YOU'RE JUST A HATER YOU WANT JAR JAR TO BE THE LAST THING EVER
True, I'm no great Star Wars fan. But I'd be curious to know how big a Star Wars fan you are as well. And if you are such a big fan, why do you care about new films made by someone else? Sure, some of the actors are the same, and George Lucas had a little involvement, but do you get this excited about fan fiction? These are sequels, they're not the same thing. They could be crap for all you know - unless of course you convince yourself that they're not crap before you even see it, which is no different to, say, writing it off as garbage before you even see it (as I'm doing). The original films were successful for their engagement with theory (especially Campbell's Monomyth) and their technical achievements. By the Prequels, that wasn't possible anymore. Bringing back Hamill, Ford and Fisher isn't going to change that.

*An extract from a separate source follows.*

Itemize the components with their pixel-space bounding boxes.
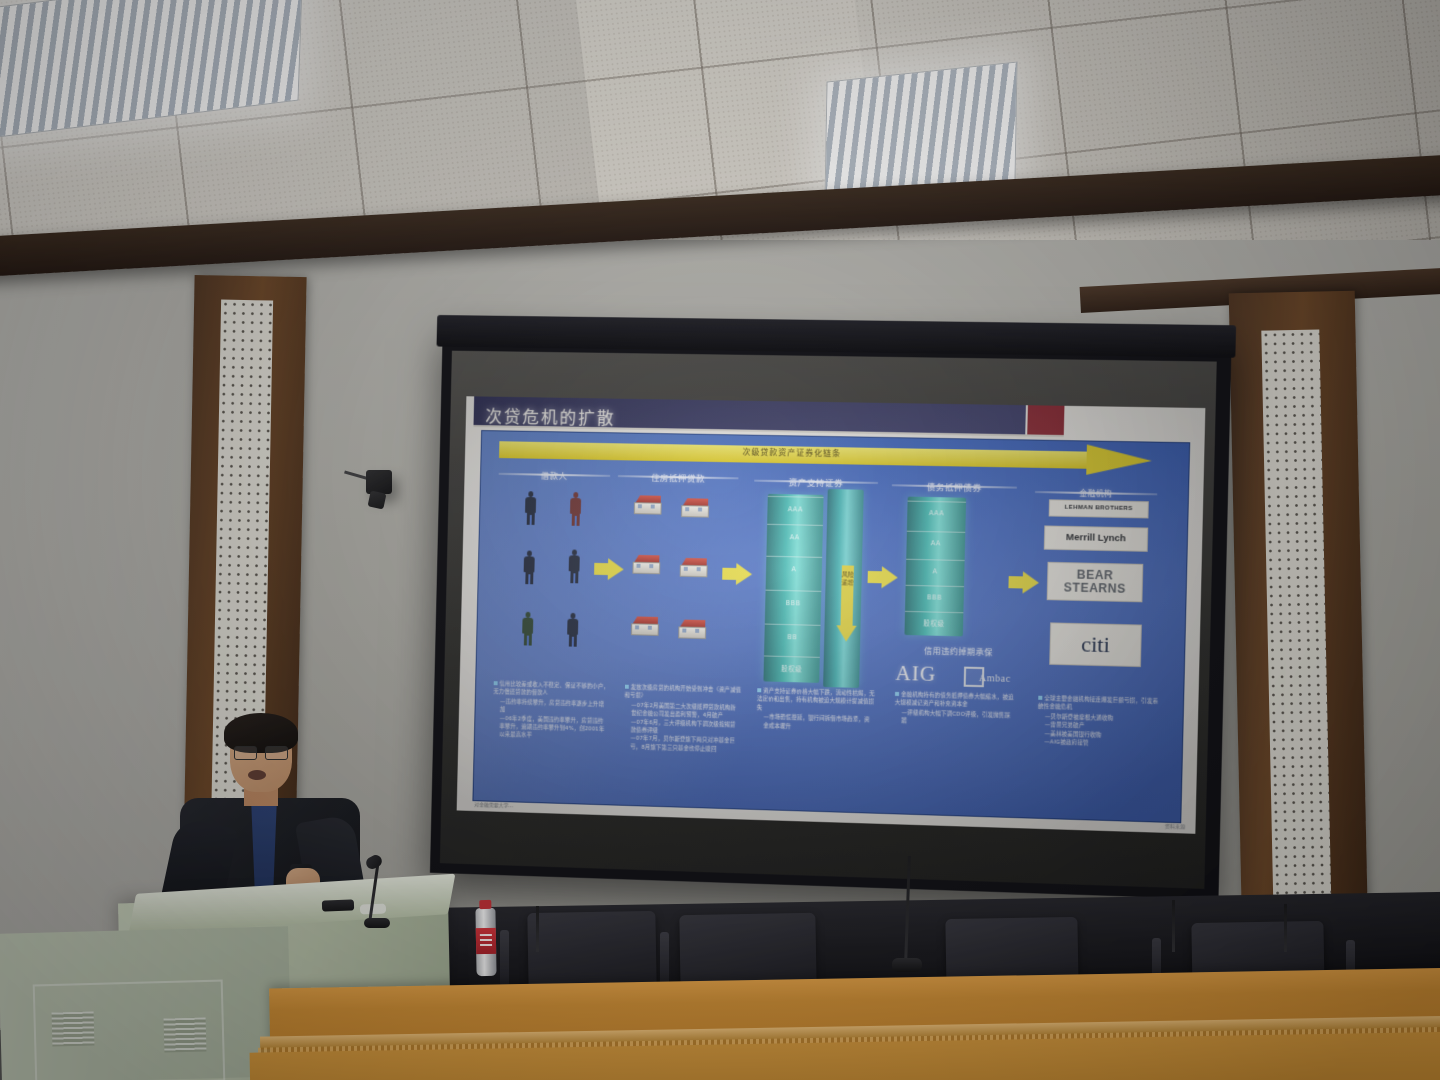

IT'LL BE ENTERTAINING YOU HATE ENTERTAINMENT HIPSTER
As I've discussed elsewhere surely 'entertainment' means different things to different people. Besides, as I said in my article on the Avengers 2 teaser, there's nothing noble or admirable about wanting 'just entertainment,' about not wanting to think. These corporations want you to not think so that you'll give them more money. Hollywood is about profit, and profit is about the bottom line: what's the least we can do to make the most? And if that means tricking people into seeing a 'continuation of the beloved original films' by using a bunch of meaningless signifiers (like the original cast) then that's what they'll do. You're not a hero for wanting to shut off your brain. That's a fatuous declaration that you want greedy businesses, who, and I must emphasise this, do not know or care about you at all, to manipulate you, exploit you and treat you with utter contempt in return for a few charlatan tricks to make you think you're consuming something you aren't.
Hollywood is the McDonald's of culture. Sure, the film might be good. I doubt it very, very much, but it might be. But as I said with Avengers, these films are pieces of product, and they don't deserve your enthusiasm. Or maybe I'm just a curmudgeon with a chip on his shoulder. But I still think you ought to calm down, show a little self-respect and not give these people exactly what they want.